I Am Scared
I am so scared
5 months ago, I weighed 260 pounds. It hurt to sleep. It hurt to sit for a long time. It hurt to stand for a long time. My knees winced at the prospect of descending the stairs in my new home. Running hurt. Cycling hurt. Taekwondo was embarrassing (at 260 pounds, I was a bit of an immovable object to the bony young people in my class).
What’s worse is being 260 pounds basically took any chance I had of passing my Air Force PT test down to zero. I was about to rack up my fourth failure in two years – a kiss of death for my 17 year career in the Air National Guard. The real tragedy would not have been giving up a commission that I had gone way out of my comfort zone to earn. No, it would have been tragic because I would lose my very affordable medical benefits – benefits that allow me to affordably care for my type 1 diabetic son.
It would have been tragic, but then, a solution presented itself. A Facebook friend from a Rush fan page who posts about being some sort of “health coach” posted a an old picture in his Army greens wearing Captain’s bars on his shoulders. He had been a fat captain like me. I reached out to ask about his photo, hoping he would talk to me again about the program he was peddling. Of course, he did!

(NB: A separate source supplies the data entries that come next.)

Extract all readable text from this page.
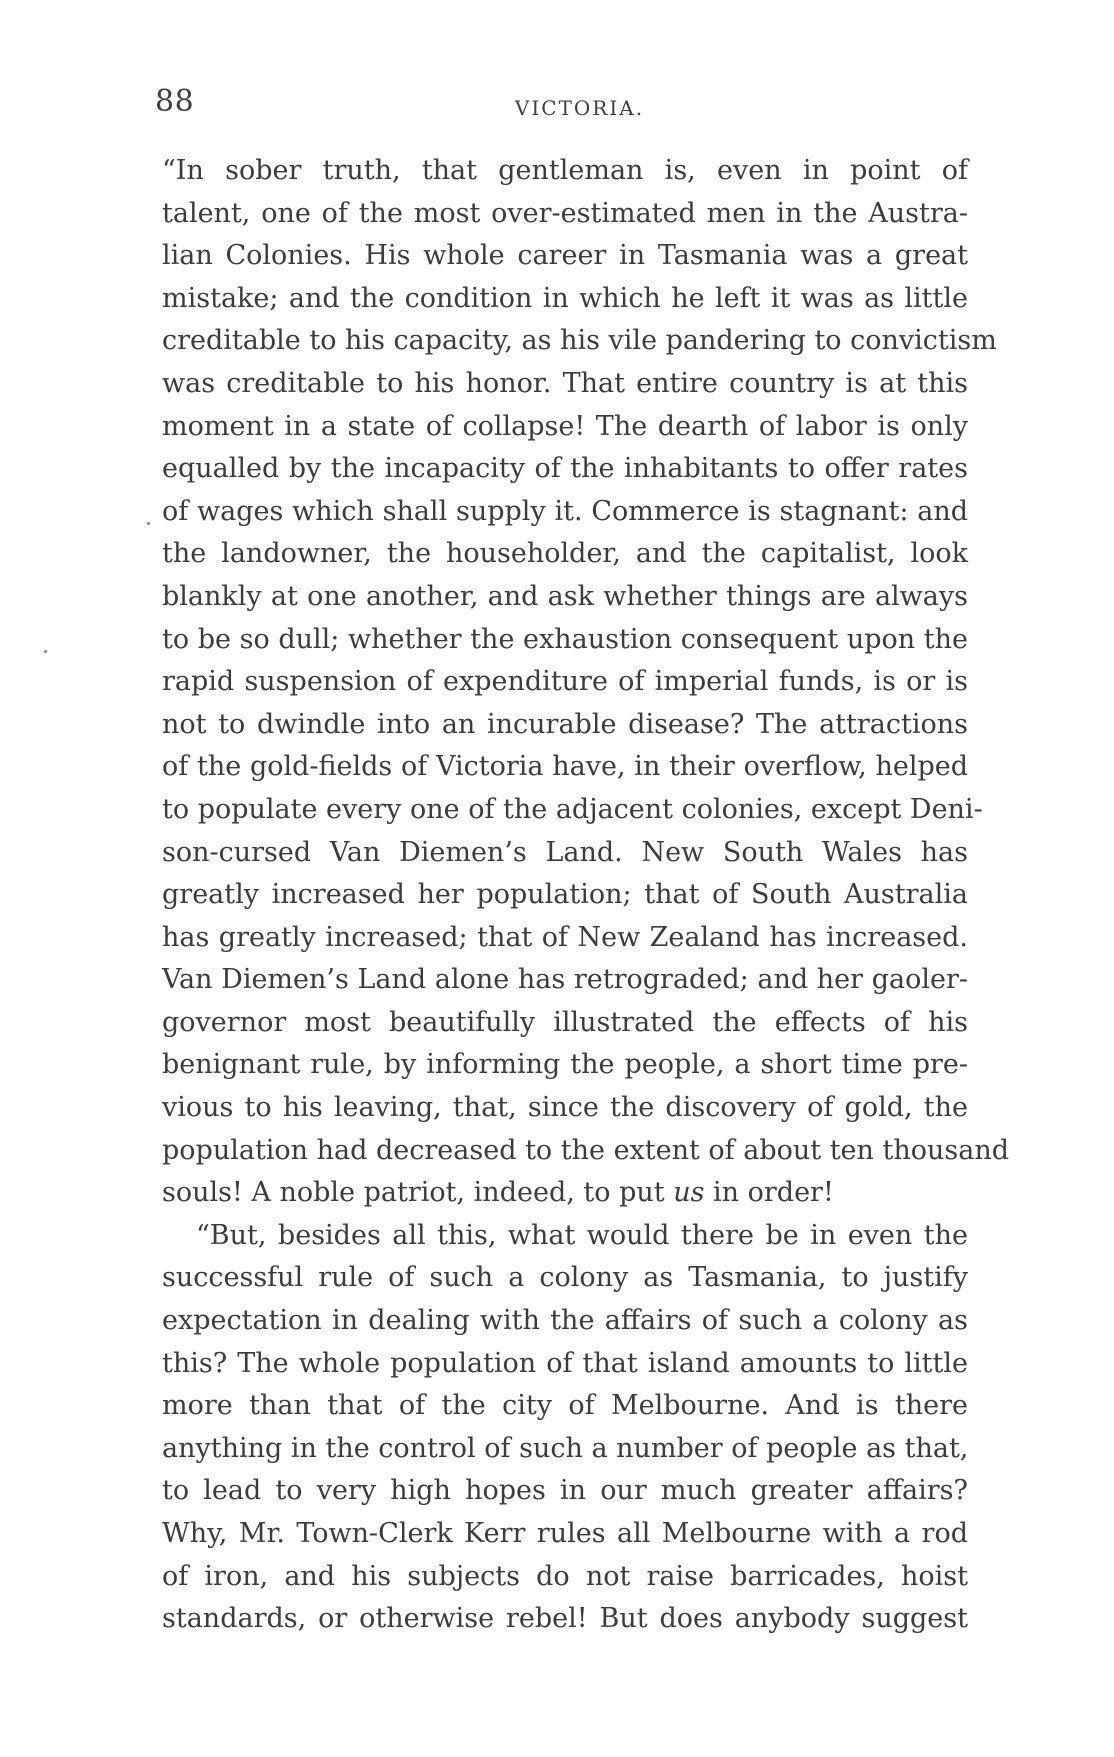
88	VICTORIA.
“In sober truth, that gentleman is, even in point of
talent, one of the most over-estimated men in the Austra-
lian Colonies. His whole career in Tasmania was a great
mistake; and the condition in which he left it was as little
creditable to his capacity, as his vile pandering to convictism
was creditable to his honor. That entire country is at this
moment in a state of collapse! The dearth of labor is only
equalled by the incapacity of the inhabitants to offer rates
of wages which shall supply it. Commerce is stagnant: and
the landowner, the householder, and the capitalist, look
blankly at one another, and ask whether things are always
to be so dull; whether the exhaustion consequent upon the
rapid suspension of expenditure of imperial funds, is or is
not to dwindle into an incurable disease? The attractions
of the gold-fields of Victoria have, in their overflow, helped
to populate every one of the adjacent colonies, except Deni-
son-cursed Van Diemen’s Land. New South Wales has
greatly increased her population; that of South Australia
has greatly increased; that of New Zealand has increased.
Van Diemen’s Land alone has retrograded; and her gaoler-
governor most beautifully illustrated the effects of his
benignant rule, by informing the people, a short time pre-
vious to his leaving, that, since the discovery of gold, the
population had decreased to the extent of about ten thousand
souls! A noble patriot, indeed, to put us in order!
“But, besides all this, what would there be in even the
successful rule of such a colony as Tasmania, to justify
expectation in dealing with the affairs of such a colony as
this? The whole population of that island amounts to little
more than that of the city of Melbourne. And is there
anything in the control of such a number of people as that,
to lead to very high hopes in our much greater affairs?
Why, Mr. Town-Clerk Kerr rules all Melbourne with a rod
of iron, and his subjects do not raise barricades, hoist
standards, or otherwise rebel! But does anybody suggest
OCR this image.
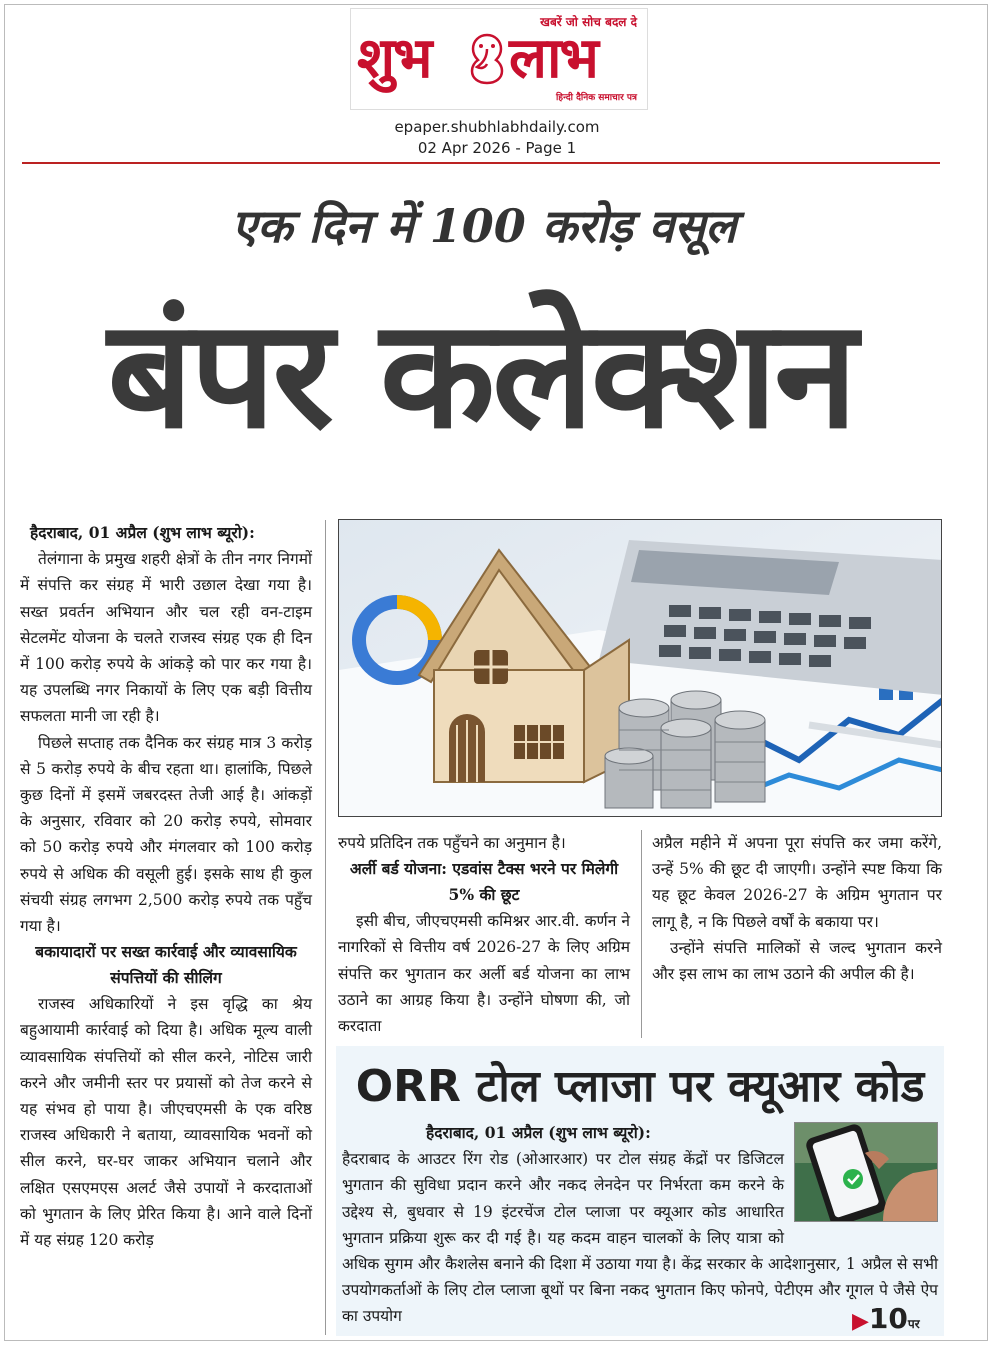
खबरें जो सोच बदल दे
शुभ लाभ
हिन्दी दैनिक समाचार पत्र
epaper.shubhlabhdaily.com
02 Apr 2026 - Page 1
एक दिन में 100 करोड़ वसूल
बंपर कलेक्शन

हैदराबाद, 01 अप्रैल (शुभ लाभ ब्यूरो):

तेलंगाना के प्रमुख शहरी क्षेत्रों के तीन नगर निगमों में संपत्ति कर संग्रह में भारी उछाल देखा गया है। सख्त प्रवर्तन अभियान और चल रही वन-टाइम सेटलमेंट योजना के चलते राजस्व संग्रह एक ही दिन में 100 करोड़ रुपये के आंकड़े को पार कर गया है। यह उपलब्धि नगर निकायों के लिए एक बड़ी वित्तीय सफलता मानी जा रही है।

पिछले सप्ताह तक दैनिक कर संग्रह मात्र 3 करोड़ से 5 करोड़ रुपये के बीच रहता था। हालांकि, पिछले कुछ दिनों में इसमें जबरदस्त तेजी आई है। आंकड़ों के अनुसार, रविवार को 20 करोड़ रुपये, सोमवार को 50 करोड़ रुपये और मंगलवार को 100 करोड़ रुपये से अधिक की वसूली हुई। इसके साथ ही कुल संचयी संग्रह लगभग 2,500 करोड़ रुपये तक पहुँच गया है।

बकायादारों पर सख्त कार्रवाई और व्यावसायिक संपत्तियों की सीलिंग

राजस्व अधिकारियों ने इस वृद्धि का श्रेय बहुआयामी कार्रवाई को दिया है। अधिक मूल्य वाली व्यावसायिक संपत्तियों को सील करने, नोटिस जारी करने और जमीनी स्तर पर प्रयासों को तेज करने से यह संभव हो पाया है। जीएचएमसी के एक वरिष्ठ राजस्व अधिकारी ने बताया, व्यावसायिक भवनों को सील करने, घर-घर जाकर अभियान चलाने और लक्षित एसएमएस अलर्ट जैसे उपायों ने करदाताओं को भुगतान के लिए प्रेरित किया है। आने वाले दिनों में यह संग्रह 120 करोड़

रुपये प्रतिदिन तक पहुँचने का अनुमान है।

अर्ली बर्ड योजना: एडवांस टैक्स भरने पर मिलेगी 5% की छूट

इसी बीच, जीएचएमसी कमिश्नर आर.वी. कर्णन ने नागरिकों से वित्तीय वर्ष 2026-27 के लिए अग्रिम संपत्ति कर भुगतान कर अर्ली बर्ड योजना का लाभ उठाने का आग्रह किया है। उन्होंने घोषणा की, जो करदाता

अप्रैल महीने में अपना पूरा संपत्ति कर जमा करेंगे, उन्हें 5% की छूट दी जाएगी। उन्होंने स्पष्ट किया कि यह छूट केवल 2026-27 के अग्रिम भुगतान पर लागू है, न कि पिछले वर्षों के बकाया पर।

उन्होंने संपत्ति मालिकों से जल्द भुगतान करने और इस लाभ का लाभ उठाने की अपील की है।

ORR टोल प्लाजा पर क्यूआर कोड

हैदराबाद, 01 अप्रैल (शुभ लाभ ब्यूरो):

हैदराबाद के आउटर रिंग रोड (ओआरआर) पर टोल संग्रह केंद्रों पर डिजिटल भुगतान की सुविधा प्रदान करने और नकद लेनदेन पर निर्भरता कम करने के उद्देश्य से, बुधवार से 19 इंटरचेंज टोल प्लाजा पर क्यूआर कोड आधारित भुगतान प्रक्रिया शुरू कर दी गई है। यह कदम वाहन चालकों के लिए यात्रा को अधिक सुगम और कैशलेस बनाने की दिशा में उठाया गया है। केंद्र सरकार के आदेशानुसार, 1 अप्रैल से सभी उपयोगकर्ताओं के लिए टोल प्लाजा बूथों पर बिना नकद भुगतान किए फोनपे, पेटीएम और गूगल पे जैसे ऐप का उपयोग	▶10पर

In five months, I have, quickly but gently, lost 70 pounds. At month 3, I took my PT test, and scored a 94 – an excellent! The only excellent I have ever gotten on my PT test.
My military career is safe for now, but I am scared. I look freaking awesome, but I am scared. I can fit clothes I’ve not been able to fit for 15 years, but I am scared.
While on this program, I learned what healthy eating looks like. The weight loss portion of the program uses some nutritionally very well-balanced pre-packaged foods to make it easy. The next step is a transition back to eating more regular food, then maintenance. The maintenance is what scares me.
My coach suggests that becoming a coach on the program helps people maintain their new healthy lifestyle by forcing to lead by example. I’m sure it works. I tried it briefly, but it’s not for me. I don’t have the time to be effective at it, and some of the cheerleader/salesman tactics don’t align with my values. I’ll have to find accountability elsewhere.
I don’t want to ever gain that weight back. I want to get even healthier. I must! I must never return to eating like I did before. I must eat real, natural foods by default. I must not ever, ever, ever, ever even take one bite of candy. That would be like a recovering heroin addict shooting up just once for old time’s sake.
One side-effect of my health journey is that some of the strategies they taught on the program have allowed me to be more effective at another journey I have embarked on – minimalism. The more I learn about minimalism, the more I am finding out that healthy eating and movement align perfectly with the message of simple living.
I know how to do this. I’m doing it now. Can I keep doing it? God, I hope so, because the alternative scares the shit out of me.